Hannah Sassaman connected the dots between the Sabbath murder of Jews to other innumerable acts of white supremacy, noting the massacre is “structurally tied” to the Kroger murders and the 2015 massacre at Emanuel AME Church in Charleston. “Jews can’t meaningfully challenge antisemitism without challenging white supremacy as a whole,” Sassaman said, underscoring the need for people to come together to organize, vote and fight racism, poverty and oppression to get through these hard times. “To end antisemitism and its murderous fruits today and in the future, we must remember how all these struggles are tied together, and face them with open eyes, and with a commitment to — as Dr. Martin Luther King, Jr. framed it —bending the arc of the moral universe towards a complete and universal peace and justice.”

In a seething commentary in The Forward, Lesley Williams, an African-American Jew, had a message for his white Jewish friends, who in his view cared little about the “cold blooded murder” of two Black people in Kentucky and offered little more than the “polite sympathy of outsiders.”

“A Jewish community that sincerely valued its Jews of Colors would have reacted with equal passion and sorrow to the black deaths in Louisville last week. Where were the supportive calls to your black Jewish friends, the counseling offers, the sobbing, the anger? Did you even notice?” Williams asked. “Did it ever occur to you that the rage and terror you are experiencing today is how I have felt my entire life? It is not only that you have largely ignored the anguish of your black community members, it’s that you have once again directed the focus and outrage away from anti black racism and centered it on yourselves.” Williams added that while Nazi symbols evoke past trauma for Jews, they represent a “terrifying, traumatic, unending present” for Black people. “White Jews may be shocked at this undeniable evidence of US racism; African Americans merely see more of the same.
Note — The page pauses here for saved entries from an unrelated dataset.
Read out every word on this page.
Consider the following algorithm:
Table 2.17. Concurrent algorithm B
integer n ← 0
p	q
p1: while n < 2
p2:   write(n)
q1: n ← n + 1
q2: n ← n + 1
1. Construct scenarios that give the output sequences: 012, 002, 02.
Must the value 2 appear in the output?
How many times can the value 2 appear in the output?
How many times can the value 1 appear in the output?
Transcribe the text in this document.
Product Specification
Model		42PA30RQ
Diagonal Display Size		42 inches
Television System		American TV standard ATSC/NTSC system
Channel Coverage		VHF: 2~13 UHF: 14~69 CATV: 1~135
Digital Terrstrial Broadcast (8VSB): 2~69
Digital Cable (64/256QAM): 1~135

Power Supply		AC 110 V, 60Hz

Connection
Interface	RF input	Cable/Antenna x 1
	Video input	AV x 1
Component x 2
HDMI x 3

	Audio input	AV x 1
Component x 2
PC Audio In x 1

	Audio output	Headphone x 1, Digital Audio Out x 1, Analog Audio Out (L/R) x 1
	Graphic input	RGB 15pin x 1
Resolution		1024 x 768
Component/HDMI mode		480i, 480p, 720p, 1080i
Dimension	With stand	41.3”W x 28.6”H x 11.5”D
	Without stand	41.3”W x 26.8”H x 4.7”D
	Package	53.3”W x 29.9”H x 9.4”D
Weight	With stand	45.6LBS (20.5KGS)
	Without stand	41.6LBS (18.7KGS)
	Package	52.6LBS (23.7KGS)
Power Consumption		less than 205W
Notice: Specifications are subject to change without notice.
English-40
Black people did not need to be reminded by hoods and swastikas that we live in a dangerously racist country.”

A deadly week of bomb threats and racially-motivated mass shootings revealed that even in the face of white supremacist violence, the Black victims of said violence are rendered invisible, while the white supremacy itself is obfuscated and blame on the part of white supremacists is deflected.